In general, a person responsible for a discharge is required to report, investigate and clean up the contamination. The person responsible is defined by law as one who "causes," "possesses" or "controls" the contamination (e.g., owns property with a contaminant discharge or owns a container that has ruptured). These general requirements are established in sections 292.11 and 292.31, Wis. Stats., and Chapters NR 700 to 799, Wis. Adm. Code.

However, state statutes provide certain liability exemptions for local government units and for lenders. Others may qualify for liability exemptions by following appropriate procedures. And anyone may obtain a fee-based liability clarification letter from DNR.

Understanding liability in Wisconsin

How a DNR general liability clarification letter can help

Individuals, local governments and businesses can request a general liability clarification letter from the DNR. These letters can help property owners, potential purchasers, neighbors, tenants or others complete real estate, business or financial transactions with written environmental liability clarifications from the DNR. These letters provide property-specific responses to the liability questions posed by the person requesting a letter. The DNR’s liability clarification letters are based on a $700 fee for this service.

How a DNR lease letter can help

One particular type of liability clarification letter is a "lease letter," which can clarify that a lessee is not responsible for contamination that occurred prior to time of the lease.

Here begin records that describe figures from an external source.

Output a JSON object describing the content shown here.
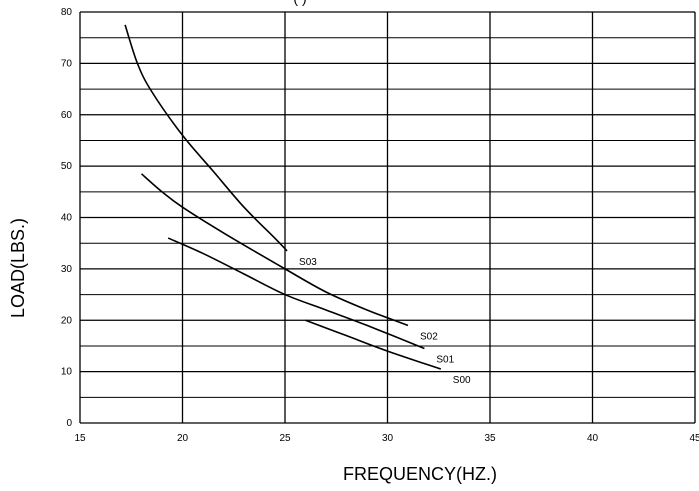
{
  "chart_data": {
    "type": "line",
    "title_fragment": "(       )",
    "xlabel": "FREQUENCY(HZ.)",
    "ylabel": "LOAD(LBS.)",
    "xlim": [
      15,
      45
    ],
    "ylim": [
      0,
      80
    ],
    "x_ticks": [
      "15",
      "20",
      "25",
      "30",
      "35",
      "40",
      "45"
    ],
    "y_ticks": [
      "0",
      "10",
      "20",
      "30",
      "40",
      "50",
      "60",
      "70",
      "80"
    ],
    "grid": true,
    "series": [
      {
        "name": "S03",
        "points": [
          [
            17.2,
            77.5
          ],
          [
            17.8,
            70
          ],
          [
            18.5,
            64.5
          ],
          [
            20,
            56
          ],
          [
            21.5,
            49
          ],
          [
            23,
            42
          ],
          [
            24.5,
            36
          ],
          [
            25.1,
            33.5
          ]
        ]
      },
      {
        "name": "S02",
        "points": [
          [
            18,
            48.5
          ],
          [
            19,
            45
          ],
          [
            20,
            42
          ],
          [
            22,
            37
          ],
          [
            25,
            30
          ],
          [
            27,
            25.5
          ],
          [
            29,
            22
          ],
          [
            31,
            19
          ]
        ]
      },
      {
        "name": "S01",
        "points": [
          [
            19.3,
            36
          ],
          [
            21,
            33
          ],
          [
            23,
            29
          ],
          [
            25,
            25
          ],
          [
            27,
            22
          ],
          [
            29,
            19
          ],
          [
            31.8,
            14.5
          ]
        ]
      },
      {
        "name": "S00",
        "points": [
          [
            26,
            20
          ],
          [
            28,
            17
          ],
          [
            30,
            14
          ],
          [
            32.6,
            10.5
          ]
        ]
      }
    ]
  }
}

For more information about general liability clarification letters, lease letters and for an application form to obtain a letter, please see these links:

Wisconsin liability exemptions & eligibility

Chapter 292, Wis. Stats, establishes certain exemptions from environmental liability. These are available to the following groups.

  • Local governments, who may qualify for a statutory exemption from environmental liability for contaminated properties that they acquire through “involuntarily” measures. This statutory exemption does not require any letter or certification from the DNR.
  • Lenders, who may qualify for state and federal liability protection for normal lending, acquiring property through foreclosure, inspecting property, enforcing a security interest in personal property and fixtures and acting as a representative. Most of these exemptions do not require DNR approval.
  • Impacted neighbors, who can demonstrate that their property has been contaminated by pollutants that crossed the property line from another property that they do not possess or control.
  • Others who enter DNR’s Voluntary Party Liability Exemption (VPLE) process, after the DNR approves of their investigation and cleanup of a contaminated property.

Federal environmental liability

Federal law regarding contaminated property falls into several areas, including Superfund, brownfields, hazardous wastes, underground storage tanks and oil spills. For more information please see the EPA webpage, Addressing Liability Concerns to Support Cleanup and Reuse of Contaminated Lands [exit DNR].

Primary differences between state and federal environmental liability

  • Wisconsin law considers a property owner to be liable for contamination, no matter when it occurred, and even when another person that caused the contamination is also liable, unless the owner falls under one of the four liability exemptions listed above.
  • Therefore, the federal "Bona Fide Prospective Purchaser" provision, which offers a defense against Superfund liability, does not have an equivalent provision in Wisconsin law.